Seems like less of a mistake and more like no fucks to give.
Or carfenanil, which is much stronger and is being used to cut drugs more often as fentanyl is being squeezed dry. Carfenanil is just plain nasty, a grain the size of sand will either put you into a coma you never wake up from, or will kill you. I do mean it's nasty, it's easily absorbed(skin/lungs/mucus membranes) and has a long half life in the body. The biggest bust in the US has been about 6kg and they called in a hazmat team for it, and the unlucky cop that found it nearly died via OD from a trace amount in the air. Here in Canada it was 42kg and they considered demolishing the house by a controlled burn if they couldn't get a hazmat team in to deal with it.
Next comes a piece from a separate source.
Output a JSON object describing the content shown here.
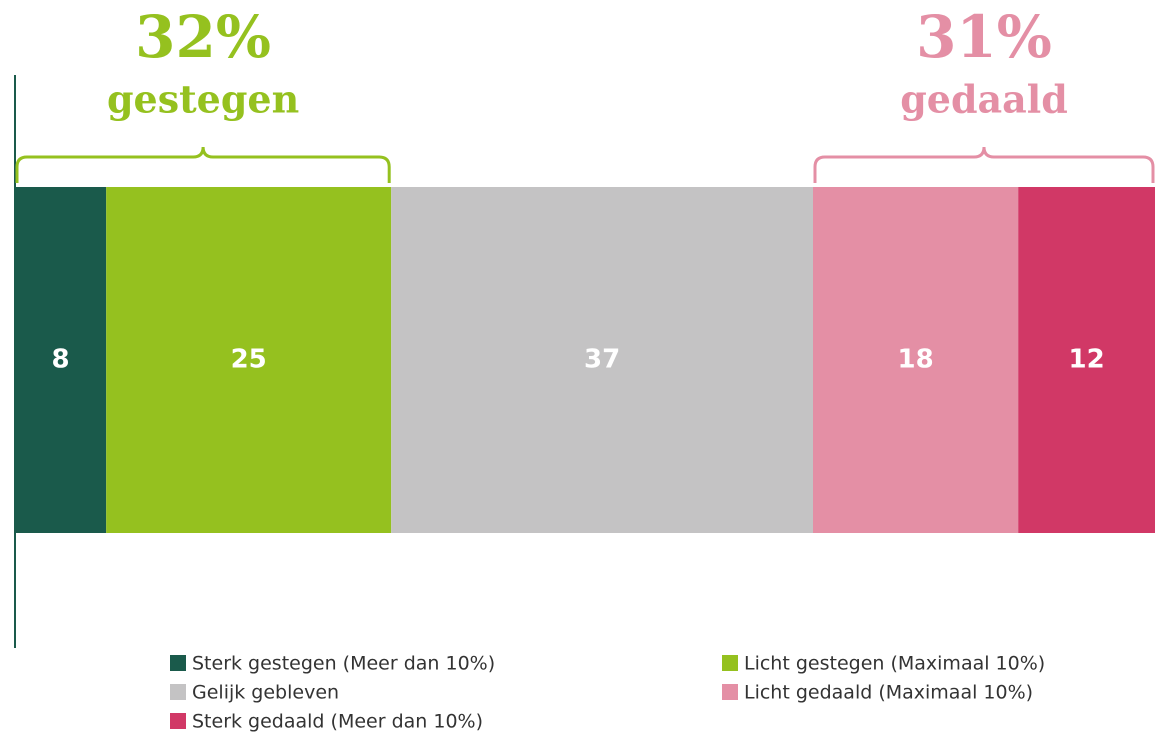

Screwed up thing about the bust in Canada, you might remember the mass shooting in Toronto a year or so ago. The shooters brother(also likely the source of the gun) was running the stuff, and has been in a coma ever since they found it.
Om, nomnomnom...
A century ago, most of these drugs (i.e. cocaine, opium, etc.) were available to the general populace
Most of the available opiates were a lot weaker and diluted into oral tinctures that cuts their bio-availability. Most users weren't injecting them, and in fact smoking opium was the predominate form of "opiate abuse" into the 1920s.
Succesive bans and increased enforcement pushed illicit varieties into their more concentrated forms to aid in evading enforcement. This is more or less what happened once the DEA cracked down on overprescribing oral narcotics. People switched from pharmaceutical grade and lower dose pills to street heroin, and when supply couldn't match demand, synthetics like fentanyl got into the mix, partially abetted by the ease of obtaining them from corrupt Chinese labs.
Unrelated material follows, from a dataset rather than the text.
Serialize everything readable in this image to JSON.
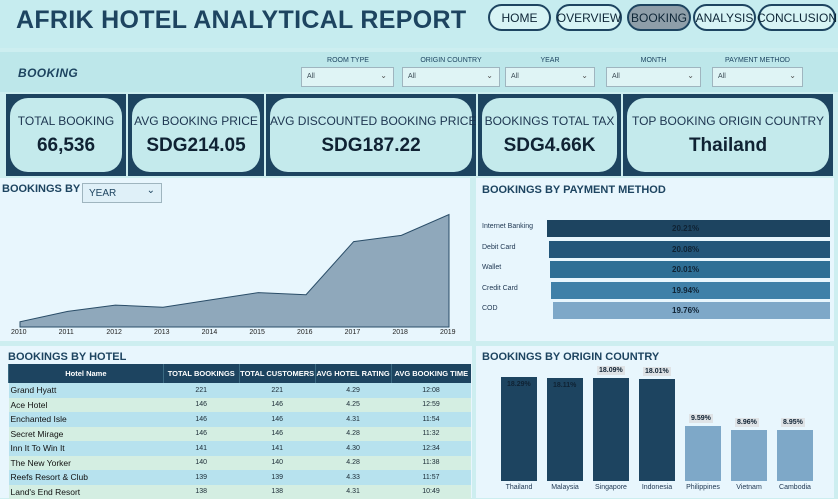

I figure eventually a more or less reliable kitchen sink method is going to be developed for cutting and bulking fentanyl, some kind of solvent dilution combined with a binder which can be dried and handled at gram-size masses, capped into pills, etc.
This will create real problems because what has really held heroin back has been its complex supply chain, from poppy field to consumer. If you can cut this supply chain to a single lab that can synthesize fenatnyl it creates a ton of problems for enforcement. One, you can't just trace shit from "farm to table" so easily, and fentanyl is so potent that in its raw form it greatly reduces smuggling risks.